During the town hall, residents were able to pose questions and voice their concerns, which ranged from the oil and gas company’s impact on roads to the need for more jobs in the Mountain State, as well as the difficulties of hiring because of the state’s drug problems.

Some residents were concerned that passing the bond would mean more taxes in the future. However, Justice assured that would not be the case, as all of the funding needed for these projects is already in place.

“Every last dollar of this will go constitutionally to building and fixing our roads, and absolutely, absolutely hands down, we don’t need additional taxes on our people in any way shape, form or fashion,” he said. “Really we just need to pass this and move on and let it bring the opportunity to our state that I know it’s going to bring.”

Diana Bartley, a resident of the Wallace area of Harrison County, said she came to the meeting with a grave concern of the wording of the bond itself.

“I feel that the taxation that we have been given in the prior year should be sufficient, and there should be no additional taxation,” Bartley said. “According to the governor, with what he just said, he has verbally indictated that there would be no additional tax.

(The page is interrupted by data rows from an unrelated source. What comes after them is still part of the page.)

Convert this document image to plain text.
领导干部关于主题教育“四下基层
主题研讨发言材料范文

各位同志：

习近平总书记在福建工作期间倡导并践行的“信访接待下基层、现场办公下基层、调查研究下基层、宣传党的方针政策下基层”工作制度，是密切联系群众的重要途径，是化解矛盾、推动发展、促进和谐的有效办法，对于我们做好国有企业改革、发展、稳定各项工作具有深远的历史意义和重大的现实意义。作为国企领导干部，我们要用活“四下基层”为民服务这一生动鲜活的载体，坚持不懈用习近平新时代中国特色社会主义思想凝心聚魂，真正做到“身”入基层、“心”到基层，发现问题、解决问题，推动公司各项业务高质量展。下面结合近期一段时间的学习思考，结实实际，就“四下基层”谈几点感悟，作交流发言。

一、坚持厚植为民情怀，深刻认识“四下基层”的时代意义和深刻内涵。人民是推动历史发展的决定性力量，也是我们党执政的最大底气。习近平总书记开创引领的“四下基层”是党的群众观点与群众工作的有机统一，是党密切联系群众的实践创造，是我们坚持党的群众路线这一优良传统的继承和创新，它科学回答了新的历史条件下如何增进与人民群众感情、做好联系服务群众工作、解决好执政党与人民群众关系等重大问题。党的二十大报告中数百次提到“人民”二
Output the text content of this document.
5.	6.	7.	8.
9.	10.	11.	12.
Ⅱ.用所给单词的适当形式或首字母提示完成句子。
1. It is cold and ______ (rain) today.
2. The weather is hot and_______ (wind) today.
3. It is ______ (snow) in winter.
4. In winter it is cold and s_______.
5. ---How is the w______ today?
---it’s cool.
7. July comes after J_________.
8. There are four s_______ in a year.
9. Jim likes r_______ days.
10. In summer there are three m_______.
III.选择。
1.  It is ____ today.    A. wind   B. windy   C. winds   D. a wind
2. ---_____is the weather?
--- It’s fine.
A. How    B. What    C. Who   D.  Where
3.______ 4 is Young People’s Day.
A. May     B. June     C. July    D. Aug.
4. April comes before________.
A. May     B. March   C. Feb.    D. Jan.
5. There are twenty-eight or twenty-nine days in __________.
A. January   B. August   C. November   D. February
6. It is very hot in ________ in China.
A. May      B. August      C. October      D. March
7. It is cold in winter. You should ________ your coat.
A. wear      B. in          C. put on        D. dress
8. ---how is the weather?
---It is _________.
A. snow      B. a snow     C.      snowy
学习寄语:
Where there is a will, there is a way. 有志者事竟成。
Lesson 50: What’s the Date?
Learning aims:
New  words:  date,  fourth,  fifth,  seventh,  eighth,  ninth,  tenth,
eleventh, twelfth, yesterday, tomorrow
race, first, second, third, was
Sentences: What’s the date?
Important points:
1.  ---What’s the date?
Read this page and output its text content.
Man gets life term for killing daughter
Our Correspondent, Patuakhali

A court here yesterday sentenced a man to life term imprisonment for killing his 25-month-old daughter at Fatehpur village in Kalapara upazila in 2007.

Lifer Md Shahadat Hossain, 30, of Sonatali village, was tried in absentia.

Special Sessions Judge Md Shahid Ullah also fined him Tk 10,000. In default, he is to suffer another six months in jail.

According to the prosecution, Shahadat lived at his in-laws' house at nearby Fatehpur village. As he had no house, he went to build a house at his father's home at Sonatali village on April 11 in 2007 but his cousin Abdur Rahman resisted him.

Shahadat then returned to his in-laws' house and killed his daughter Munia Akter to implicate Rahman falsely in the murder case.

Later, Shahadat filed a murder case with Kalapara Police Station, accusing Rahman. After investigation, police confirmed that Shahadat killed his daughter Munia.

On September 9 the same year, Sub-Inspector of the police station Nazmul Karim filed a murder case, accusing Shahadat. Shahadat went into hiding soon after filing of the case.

I’m of the opinion that the people of West Virginia should take that to heart.”

Bartley said if legislators would go back on that word and add additional taxes in the future, that the people of West Virginia should not reelect them to office.

“That is the primary concern for me,” she said. “It is my intent, and I hope the intent of everybody in Harrison County, to hold the legislative body to account for that verbage that there will be no additional taxes and that the taxes that have already been put in place will be used to fund this bond.”

After hearing from residents, Justice said the jobs that the $1.6 billion of road projects will provide the resources needed to correct the issues that West Virginia faces.

“We’ve got to have revenue. We’ve got to have immediate jobs. Roads are the answer,” he said.

Charts from the Governor’s Office have Lewis County listed for $28 million of road projects, which Lewis County Commissioner Agnes Queen says would be cruical for Lewis County.

“We’re in a perfect location, and we know without additional population, our area won’t grow like it needs to with businesses and industry,” Queen said. “We need houses, we need homes, we need individuals to live here in order for us to grow on a business climate.”

Queen said while she hasn’t fully committed to voting “yes” on Oct. 7, she is leaning in that direction.

“I think I will vote yes simply because we do need roads, and we need the growth in our community,” she said. “He’s telling us that there’s no new taxes, and we’re already paying the tax. I want to make sure if that is the case that they follow the guidelines and that work goes where they’re already designated.”

With the special road bond election held on a Saturday, that will also be the day of West Virginia University’s football game against TCU, Justice is concerned that voter turnout will be affected.

“We’re absolutely concerned that the voter turnout will be very low, and I hate that because I do believe it’s the biggest election, period, that our state’s ever had,” he said. “Competing with WVU football is always really, really tough.”

However, Justice said they had to choose a Saturday to hold the election in order to have polling places.

“It’s not a day when we could close the schools, so we pretty much had to pick a Saturday,” he said.

Early voting runs through Oct. 4, and the official Election Day is Oct. 7.